Updating from 28.0.0 to 28.0.1 crashloops

Artichoke1 · December 23, 2023, 12:04am

I installed Nextcloud to my kubernetes cluster via the helm char on version 4.5.9. I have an external postgres cluster and redis cluster and it was all running very well.

Then I wanted to upgrade from 28.0.0 to 28.0.1. So as per the docker upgrade instructions, I swapped the old image out and pulled the new one. I did this by editing the helm chart, changing image.tag to 28.0.1-apache, and redeploying it.

Now, the pod never comes up, and in the nextcloud container logs, all I see is that it hangs on this:

Initializing nextcloud 28.0.1.1 ...
2023-12-23T10:22:32.170048346+10:30 Upgrading nextcloud from 28.0.0.11 ...

the pod will sit like this for a few minutes, before kubernetes kills it and starts crashlooping. I examined nextcloud.log and nothing of interest is there, apart from a few random failed login attempts.

I’m not sure what to do here. The lack of information from the logs has left me stuck and help would be appreciated.

nc0815 · December 23, 2023, 3:03pm

Same when pulling apache:latest tag. Update stuck while creating the Container (K8s) Maybe related to Docker or broken image?

jtr · December 24, 2023, 4:25pm

Maybe need to increase both your initialDelaySeconds parameters?

[1] Can't upgrade Nextcloud from chart version 4.5.3 to 4.5.5 · Issue #493 · nextcloud/helm · GitHub
[2] https://github.com/nextcloud/helm/blob/main/charts/nextcloud/README.md#configuration

Artichoke1 · December 24, 2023, 9:31pm

Thanks, for replying, I will take a closer look at both those links.

After looking around for a bit to find more clues, I noticed the pod/s return exit code 137 which appears to be due to memory consumption. However, no memory limits are set and the assigned node doesn’t seem to be under any memory pressure. The pod also only seems to peak out at around 137mb before getting killed.

I will try raising the initial delay too.

Artichoke1 · December 27, 2023, 1:26am

I tried setting the setting an initial delay of 10 minutes to the liveness and readiness probes, which should be plenty of time.

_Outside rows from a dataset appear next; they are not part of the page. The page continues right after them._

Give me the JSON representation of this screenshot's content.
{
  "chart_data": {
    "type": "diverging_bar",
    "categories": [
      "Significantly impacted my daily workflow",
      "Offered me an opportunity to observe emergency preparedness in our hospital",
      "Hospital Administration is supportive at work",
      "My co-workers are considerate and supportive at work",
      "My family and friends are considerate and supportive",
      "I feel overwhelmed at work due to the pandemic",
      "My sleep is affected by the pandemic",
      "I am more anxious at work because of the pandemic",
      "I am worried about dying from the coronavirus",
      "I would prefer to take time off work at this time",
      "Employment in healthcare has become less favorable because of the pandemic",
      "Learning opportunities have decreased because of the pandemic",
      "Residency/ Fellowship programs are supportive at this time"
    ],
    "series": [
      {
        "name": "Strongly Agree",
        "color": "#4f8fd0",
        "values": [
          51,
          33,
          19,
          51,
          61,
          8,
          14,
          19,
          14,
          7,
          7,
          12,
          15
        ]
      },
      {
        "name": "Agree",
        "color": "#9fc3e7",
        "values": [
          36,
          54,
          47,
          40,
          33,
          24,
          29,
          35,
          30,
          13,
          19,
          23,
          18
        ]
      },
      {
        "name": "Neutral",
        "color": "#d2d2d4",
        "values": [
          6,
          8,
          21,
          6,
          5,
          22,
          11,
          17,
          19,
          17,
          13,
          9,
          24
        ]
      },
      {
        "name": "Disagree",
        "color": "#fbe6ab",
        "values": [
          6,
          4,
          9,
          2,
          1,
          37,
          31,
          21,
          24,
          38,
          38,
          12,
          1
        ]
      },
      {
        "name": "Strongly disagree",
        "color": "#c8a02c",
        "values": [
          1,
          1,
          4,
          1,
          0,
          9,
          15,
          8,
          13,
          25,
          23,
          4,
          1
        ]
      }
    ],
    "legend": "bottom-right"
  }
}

The pod just continues to hang on Upgrading nextcloud from 28.0.0.11 ... for seemingly forever. A more verbose output would be helpful.

jtr · December 27, 2023, 2:30am

It sounds like it’s either stalling or taking a very long time at the rsync step in the image entrypoint.sh.

What’s the underlying persistent storage? Is it NFS by chance?

Artichoke1 · December 27, 2023, 2:37am

No its longhorn, however there are nfs volumes for external storage mounted to that pod. I have an nfs server that I would’ve liked to get working with the data volume but it never ended up working so I ditched idea that a while ago.

Artichoke1 · December 27, 2023, 9:43pm

I think I fixed the problem. I was under the impression that after pulling the new image, the entrypoint script would manage the upgrade by itself without user intervention but it looks like this wasn’t the case.

After setting the initialDelaySeconds to a long time so Kubernetes wouldn’t kill the pod, I found I could still access the web interface. But I tried going to the web interface in the browser and found that it was in maintenance mode.

So I shelled into the nextcloud container and set maintenance_mode to false and reloaded the page and found it was awaiting further upgrade steps. After completing those steps and letting it finish upgrading, everything was up and running again.

The reason for the crashlooping was probably due to the fact that when in maintenance mode, nextcloud appeared to return a 503 status code to the base url, which probably caused the liveness/readiness probes to fail.